Senator Birmingham became training minister early in 2015 and spent much of last year containing the damage done by for-profit providers rorting the vocational education loan system. He was appointed to the portfolio when Malcolm Turnbull became prime minister.

The minister also defended private training providers yesterday, saying “high performance areas in training exist in the fee for service sector.”

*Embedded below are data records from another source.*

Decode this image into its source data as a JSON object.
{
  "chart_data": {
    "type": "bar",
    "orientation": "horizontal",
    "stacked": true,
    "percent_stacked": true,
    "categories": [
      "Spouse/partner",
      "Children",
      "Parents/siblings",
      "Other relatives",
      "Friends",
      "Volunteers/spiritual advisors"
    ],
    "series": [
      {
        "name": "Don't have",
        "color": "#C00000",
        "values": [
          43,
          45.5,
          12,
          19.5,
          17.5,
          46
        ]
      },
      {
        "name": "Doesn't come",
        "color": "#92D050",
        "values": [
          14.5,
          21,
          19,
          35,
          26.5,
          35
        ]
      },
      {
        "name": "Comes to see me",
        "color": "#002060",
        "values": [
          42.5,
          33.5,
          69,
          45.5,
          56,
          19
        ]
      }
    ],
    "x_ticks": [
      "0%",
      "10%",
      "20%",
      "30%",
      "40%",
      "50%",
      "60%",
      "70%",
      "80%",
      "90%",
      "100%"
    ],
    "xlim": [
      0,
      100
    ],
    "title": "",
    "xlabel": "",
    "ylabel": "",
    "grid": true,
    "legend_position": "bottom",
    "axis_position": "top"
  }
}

“The private sector will continue to have a role, it is healthy to have a competitor for the successful state systems, “ he said. But he would not be drawn on appropriate public and private provider shares of students, suggesting this should be determined by the market rather than “an arbitrary figure.”

UA NOV 15

Long way from home

The Country Education Foundation exists to encourage young people from remote and regional areas into post school education and training and to help them stay there once they enrol, which is why it publishes a university survival guide at the start of each academic year. The guide is designed for kids who have no choice but to live away from home to study and who need advice on everything from residential campus cultures to the domestic drag. The guide goes live today week @ www.cef.org.au.

Competitive federalism

In NSW TAFE fees are frozen in an attempt to reduce price resistance, which has seen public sector training numbers plummet but CMM hears that in WA policy people are interested in extending an income contingent loan scheme to sub degree/diploma qualifications.

Gago going?

In Adelaide insiders suggest South Australian training minister Gail Gago has met her match, in the form of her boss Premier Jay Wetherill, rather than the training industry, which was outraged when she reserved training places for TAFE on the grounds that the public provider needed help before it could compete for students in the open market. “We are supporting TAFE SA while it transitions to more innovative and flexible training provision that better responds to community and industry needs and is more sustainable in a competitive market,” she said on May 21. This started a major brawl with private training providers and then federal VET minister Simon Birmingham, who suggested that this breached federal funding requirements. However Ms Gago  toughed it out, at least until December 9, when she announced increased private sector access to publicly funded places. Her statement puzzled training industry experts then and certainly did not undo all the political damage she had done in May.

http://www.capsim.com/teammate/?utm_source=Campus-Morning-Mail&utm_medium=Display&utm_campaign=TeamMATE

Dolt of the day

Is CMM. Yesterday’s edition wrongly referred to Catriona MacCallum as working at the Australasian Open Access Support Group. In fact Dr MacCallum is employed by PLOS.